The first struck one of his warriors in the neck. He slumped from his horse before the others could react.
"Ambush!" someone shouted.
Figures emerged from the trees, fast and masked, with the stench of rogues on their clothes. They weren't just bandits they moved with precision. Paid mercenaries.
"Form a circle!" Ravien shouted, dismounting. His wolf itched beneath his skin, but the slope of the trail made it dangerous. If they lost footing here, it was over.
Steel clashed. Arrows flew. Men shouted.
Ravien fought like he always did precise, controlled, brutal. But the numbers kept growing, pouring from the trees like darkness given shape.
And then he felt the heat of pain slice through his side.
He staggered.
Another blow knocked the wind from him—then his foot missed the edge of the path.
He felt his body tilt.
He reached for something or anything.
But there was nothing to grab.
The last thing he saw was a warrior lunging for him, too far away.
And then he fell.
The ravine swallowed him whole.
Branches tore at him as he plummeted down the ravine, the world a blur of rock, wind, and blood.

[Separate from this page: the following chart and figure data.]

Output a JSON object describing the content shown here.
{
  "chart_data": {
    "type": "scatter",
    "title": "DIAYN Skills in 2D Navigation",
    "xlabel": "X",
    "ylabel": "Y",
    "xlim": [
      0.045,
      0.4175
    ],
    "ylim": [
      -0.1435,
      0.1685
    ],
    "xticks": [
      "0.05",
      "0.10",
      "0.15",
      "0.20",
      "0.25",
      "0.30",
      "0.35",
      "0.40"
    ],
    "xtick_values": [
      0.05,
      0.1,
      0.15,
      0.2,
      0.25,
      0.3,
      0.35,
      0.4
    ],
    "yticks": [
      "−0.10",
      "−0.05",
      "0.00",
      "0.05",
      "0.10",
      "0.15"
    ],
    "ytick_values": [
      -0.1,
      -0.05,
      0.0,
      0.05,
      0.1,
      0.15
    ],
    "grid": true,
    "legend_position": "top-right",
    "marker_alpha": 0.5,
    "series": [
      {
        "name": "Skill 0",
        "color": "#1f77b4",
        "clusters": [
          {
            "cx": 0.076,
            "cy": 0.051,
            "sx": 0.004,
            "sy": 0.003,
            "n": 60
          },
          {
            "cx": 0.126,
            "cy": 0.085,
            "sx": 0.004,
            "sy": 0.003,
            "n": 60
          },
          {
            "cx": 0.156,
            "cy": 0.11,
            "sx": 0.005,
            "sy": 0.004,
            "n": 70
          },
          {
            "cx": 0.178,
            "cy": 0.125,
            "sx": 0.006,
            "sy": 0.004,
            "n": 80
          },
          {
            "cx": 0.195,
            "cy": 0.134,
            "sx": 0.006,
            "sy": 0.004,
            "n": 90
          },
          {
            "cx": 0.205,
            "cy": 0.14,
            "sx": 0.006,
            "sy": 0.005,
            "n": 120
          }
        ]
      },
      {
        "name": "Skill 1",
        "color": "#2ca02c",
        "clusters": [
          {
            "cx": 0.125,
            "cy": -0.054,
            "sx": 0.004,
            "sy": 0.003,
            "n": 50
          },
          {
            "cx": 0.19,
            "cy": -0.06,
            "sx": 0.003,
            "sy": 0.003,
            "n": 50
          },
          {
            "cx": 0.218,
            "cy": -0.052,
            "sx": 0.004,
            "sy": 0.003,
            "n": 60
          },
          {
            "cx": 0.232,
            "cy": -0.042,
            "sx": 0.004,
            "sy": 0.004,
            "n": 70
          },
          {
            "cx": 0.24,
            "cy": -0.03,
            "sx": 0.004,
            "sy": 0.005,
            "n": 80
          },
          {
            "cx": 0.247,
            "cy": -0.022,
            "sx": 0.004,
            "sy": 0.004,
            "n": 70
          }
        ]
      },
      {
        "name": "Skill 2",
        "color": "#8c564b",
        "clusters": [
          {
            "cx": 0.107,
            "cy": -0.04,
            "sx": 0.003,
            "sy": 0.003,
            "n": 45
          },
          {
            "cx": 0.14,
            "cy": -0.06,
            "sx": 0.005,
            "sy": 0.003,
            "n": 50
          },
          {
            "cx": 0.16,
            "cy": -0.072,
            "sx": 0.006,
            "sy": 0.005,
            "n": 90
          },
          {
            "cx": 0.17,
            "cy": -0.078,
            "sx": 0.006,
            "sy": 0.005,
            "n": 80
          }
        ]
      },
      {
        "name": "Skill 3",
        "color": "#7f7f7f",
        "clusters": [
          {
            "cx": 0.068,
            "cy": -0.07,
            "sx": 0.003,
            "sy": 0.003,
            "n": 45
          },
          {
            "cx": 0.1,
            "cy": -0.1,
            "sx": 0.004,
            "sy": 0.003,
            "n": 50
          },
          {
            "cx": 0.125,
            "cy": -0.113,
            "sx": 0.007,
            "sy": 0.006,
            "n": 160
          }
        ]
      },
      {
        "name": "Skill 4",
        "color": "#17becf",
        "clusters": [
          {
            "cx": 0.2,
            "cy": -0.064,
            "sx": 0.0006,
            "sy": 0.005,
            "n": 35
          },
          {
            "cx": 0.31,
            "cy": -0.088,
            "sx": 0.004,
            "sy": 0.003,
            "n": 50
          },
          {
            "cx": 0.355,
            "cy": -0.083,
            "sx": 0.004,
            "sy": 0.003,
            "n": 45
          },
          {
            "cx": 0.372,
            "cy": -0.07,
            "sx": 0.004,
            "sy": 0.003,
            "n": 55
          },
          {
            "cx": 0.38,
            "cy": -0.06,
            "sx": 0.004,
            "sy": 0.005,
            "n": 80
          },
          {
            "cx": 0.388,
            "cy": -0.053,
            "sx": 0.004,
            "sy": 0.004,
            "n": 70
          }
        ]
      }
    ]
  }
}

When he hit the bottom, the world shattered into black.
The forest was still.
His body lay sprawled in the underbrush, limbs twisted, blood trickling from a wound above his brow.
His cloak was torn. His weapons lost.
The world faded in and out, like the flicker of a dying flame.
And in the back of his mind, where his wolf should have howled in panic, there was silence.
Not even pain.
Just quiet.
And then… nothing at all.
Just silence.
Darkness.
Oblivion.
Above him, the moon slipped behind clouds, and the night quieted.